On the basis of a chemical analysis of conditions in the temperate zone of Venus’ atmosphere, Halsworth and his team show that the water activity in this region should have a value less than 0.004. According to scientists, the bioavailability of water is reduced to such a low level, especially by sulfuric acid droplets that are there. This means that there are no microbes there.
The situation is different with Mars: for its thin atmosphere, Halsworth and colleagues obtained a maximum water activity of 0.537, which is just below the limit favorable for life. Since climatic conditions on the Red Planet may have changed dramatically during its history, the atmosphere in earlier eras may have been more favorable for life.
Stormy pit under a magnifying glass
This is also supported by the result of a Another study by Elizabeth Lusa Adams from the University of Vigo in Spain and colleagues. The team analyzed X-ray measurements of sediment deposits in Gale Crater, made by the US spacecraft Curiosity. The craft has been in Gale Crater since 2012, where there was a lake in the early days of Mars. “Until now, we did not know whether the sediments were formed by the slow process of deposition or by short-term selective floods,” Losa-Adams and colleagues explain.
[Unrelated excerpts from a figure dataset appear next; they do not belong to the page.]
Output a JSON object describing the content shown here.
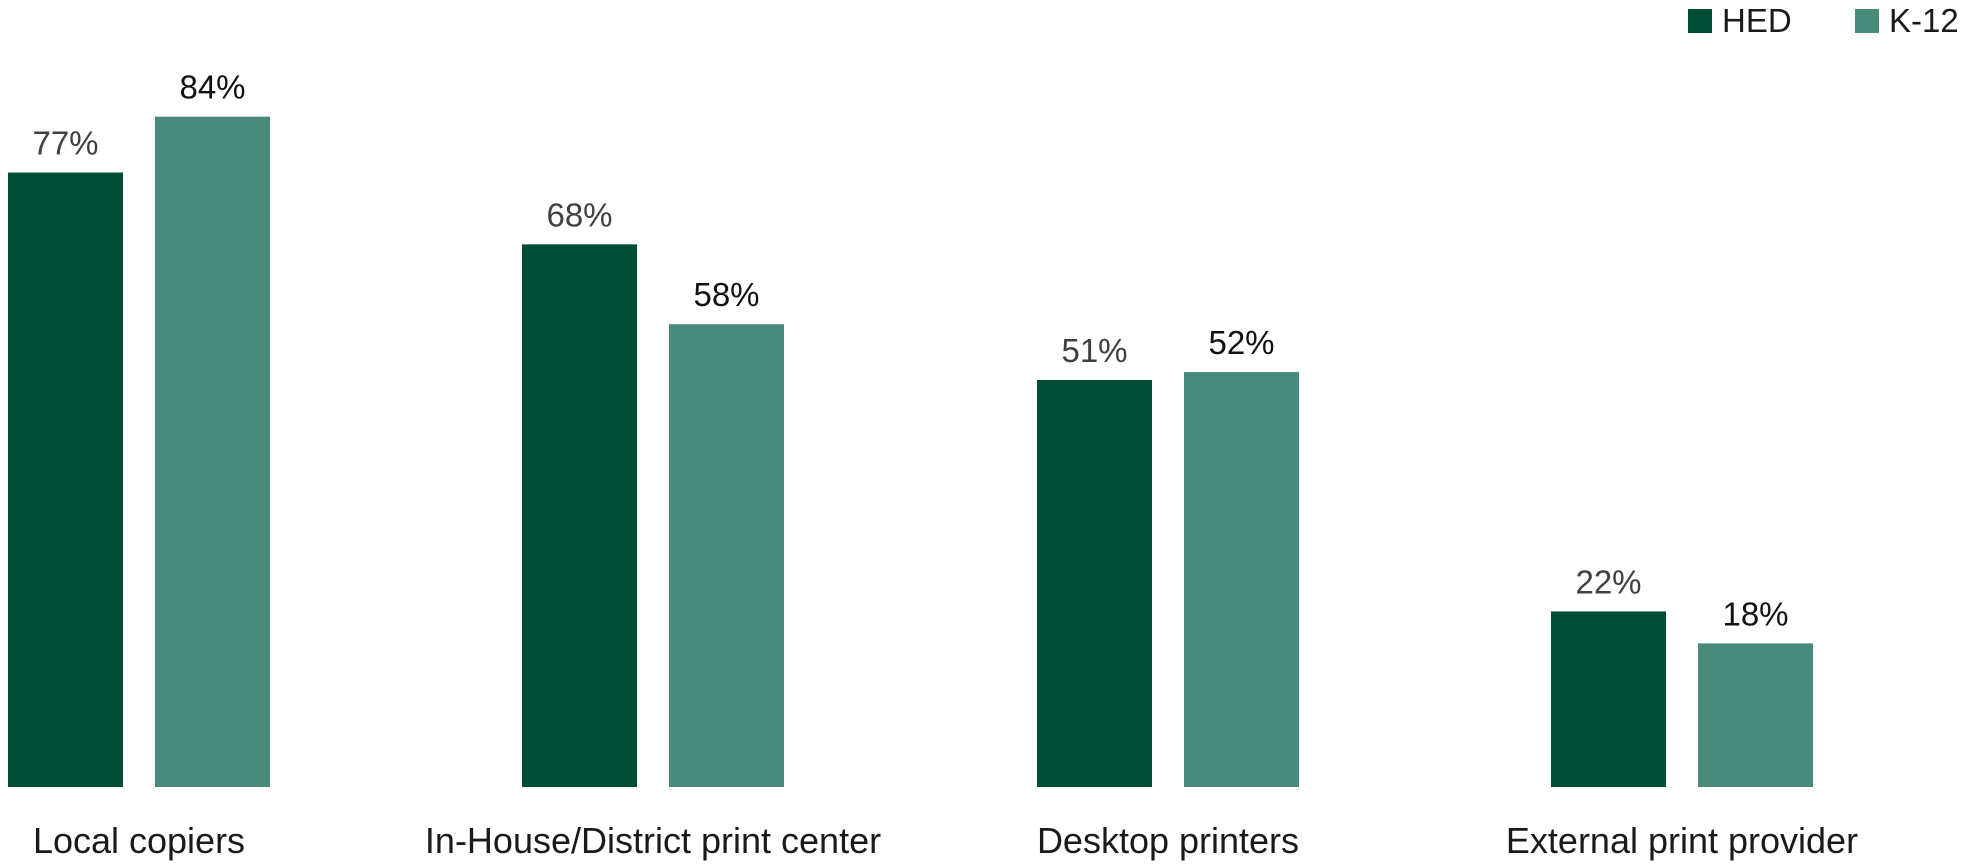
{
  "chart_data": {
    "type": "bar",
    "title": "",
    "xlabel": "",
    "ylabel": "",
    "ylim": [
      0,
      100
    ],
    "grid": false,
    "legend_position": "top-right",
    "categories": [
      "Local copiers",
      "In-House/District print center",
      "Desktop printers",
      "External print provider"
    ],
    "series": [
      {
        "name": "HED",
        "color": "#004d36",
        "label_color": "#404040",
        "values": [
          77,
          68,
          51,
          22
        ],
        "labels": [
          "77%",
          "68%",
          "51%",
          "22%"
        ]
      },
      {
        "name": "K-12",
        "color": "#4a8a7a",
        "label_color": "#111111",
        "values": [
          84,
          58,
          52,
          18
        ],
        "labels": [
          "84%",
          "58%",
          "52%",
          "18%"
        ]
      }
    ]
  }
}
With the help of X-ray measurements, the researchers were able to examine the sediment’s crystalline structure and draw conclusions about the sedimentation path. Their finding: The sediment must have been deposited in calm waters over a long period of time. So the lake in Gale Crater was not only sparse water, but it provided living conditions for a much longer period of time – perhaps up to ten million years. The temperatures should also be pleasant at this time, because the water did not freeze into ice and did not evaporate very quickly. According to the researchers, life could have originated in the water-rich environment of the young planet Mars.
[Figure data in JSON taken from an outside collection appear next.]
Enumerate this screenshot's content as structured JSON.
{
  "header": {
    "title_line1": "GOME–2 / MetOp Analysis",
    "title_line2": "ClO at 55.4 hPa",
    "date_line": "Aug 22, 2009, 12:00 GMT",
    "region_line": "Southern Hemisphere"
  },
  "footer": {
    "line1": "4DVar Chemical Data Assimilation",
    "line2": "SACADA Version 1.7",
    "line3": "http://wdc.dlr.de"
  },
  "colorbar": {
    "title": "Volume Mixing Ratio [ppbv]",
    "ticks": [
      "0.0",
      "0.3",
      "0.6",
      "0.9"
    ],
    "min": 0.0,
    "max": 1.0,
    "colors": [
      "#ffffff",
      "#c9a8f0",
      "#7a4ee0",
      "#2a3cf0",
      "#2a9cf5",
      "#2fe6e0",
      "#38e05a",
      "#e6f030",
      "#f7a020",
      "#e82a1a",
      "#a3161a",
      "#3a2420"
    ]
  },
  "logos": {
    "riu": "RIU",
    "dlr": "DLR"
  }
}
Soon after the 2020 Venus study was published, there was criticism of the work. Colleagues noted that they were unable to understand the data from the work. These were spectroscopic analyzes of the ALMA telescope in Chile and the James Clerk Maxwell Telescope (JCMT) in Hawaii. Radiation is searched for typical chemical signals already known. The frequency of light waves says something about the chemical composition of objects in space, for example. But in the case of Venus, instead of a monophosphine, astronomers found evidence of sulfur dioxide.